Douglas Ingram: Thank you, Shannon, and thank you all for joining us today. Thank you for your insightful questions. We appreciate it. At the risk of repeating myself I think 2023 was an extraordinarily important year for Sarepta. We — a lot of folks on this team, in concert with the patient community and investigators and physicians, frankly, moved heaven and earth to get us where we are today, which is, I think, a fast-maturing, fully integrated biotech organization committed to bringing a better life to patients with Duchenne muscular dystrophy, limb-girdles, and other serious rare diseases. 2024 is actually going to be even more significant if we’re successful, and that’s going to put us in a position where we can do a lot of good for a lot of rare disease patients and where we can reward those who have stuck with us and invested in a better life for these patients.

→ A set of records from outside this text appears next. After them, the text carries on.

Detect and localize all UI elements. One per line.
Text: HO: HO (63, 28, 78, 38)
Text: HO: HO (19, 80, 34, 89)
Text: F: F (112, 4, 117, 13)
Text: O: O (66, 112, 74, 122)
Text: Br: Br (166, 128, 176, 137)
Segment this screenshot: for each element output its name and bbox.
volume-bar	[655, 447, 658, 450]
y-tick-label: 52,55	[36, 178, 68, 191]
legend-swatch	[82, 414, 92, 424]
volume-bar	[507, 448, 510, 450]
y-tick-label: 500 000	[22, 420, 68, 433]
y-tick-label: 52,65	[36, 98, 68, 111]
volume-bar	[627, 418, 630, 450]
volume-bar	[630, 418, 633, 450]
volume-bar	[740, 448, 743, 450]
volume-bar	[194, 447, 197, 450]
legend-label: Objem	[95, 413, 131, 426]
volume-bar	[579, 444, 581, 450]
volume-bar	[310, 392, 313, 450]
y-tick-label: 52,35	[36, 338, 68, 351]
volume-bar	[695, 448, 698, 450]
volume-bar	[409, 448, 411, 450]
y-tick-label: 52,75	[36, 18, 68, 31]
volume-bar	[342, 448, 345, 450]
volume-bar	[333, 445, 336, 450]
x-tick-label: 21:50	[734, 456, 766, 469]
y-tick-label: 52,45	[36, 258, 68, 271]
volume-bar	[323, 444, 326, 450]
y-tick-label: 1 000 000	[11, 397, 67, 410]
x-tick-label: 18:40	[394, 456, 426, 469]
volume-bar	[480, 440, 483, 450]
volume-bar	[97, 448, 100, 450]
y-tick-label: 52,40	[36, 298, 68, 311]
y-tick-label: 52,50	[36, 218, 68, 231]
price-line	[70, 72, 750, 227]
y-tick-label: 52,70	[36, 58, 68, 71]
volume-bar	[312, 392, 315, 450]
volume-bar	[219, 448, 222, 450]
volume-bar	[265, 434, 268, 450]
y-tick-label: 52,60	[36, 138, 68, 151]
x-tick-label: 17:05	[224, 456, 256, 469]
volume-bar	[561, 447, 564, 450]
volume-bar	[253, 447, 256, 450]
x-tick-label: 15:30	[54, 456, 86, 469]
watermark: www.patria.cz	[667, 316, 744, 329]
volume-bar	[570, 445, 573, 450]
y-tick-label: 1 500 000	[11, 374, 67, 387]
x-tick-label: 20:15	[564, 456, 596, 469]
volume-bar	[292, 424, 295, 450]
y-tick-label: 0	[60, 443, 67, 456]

So, I will remind you with the — if we are successful this year and we broaden the label for ELEVIDYS and we can meet our goals this year. We are going to leverage our acumen and our financial strength and the talent of this team. And through both advancing our internal pipeline but looking to external innovation, we will have the goal of growing even after ELEVIDYS. Not incrementally, but in multiples. So, we are going to build for ourselves a very big ambition if we are successful in 2024. With that said, we need to focus on 2024 and be successful, and the team is prepared to do that. And I look forward to updating you along the way as well. So, thank you and have a lovely evening.
Operator: This concludes today’s conference call. Thank you for your participation. You may now disconnect.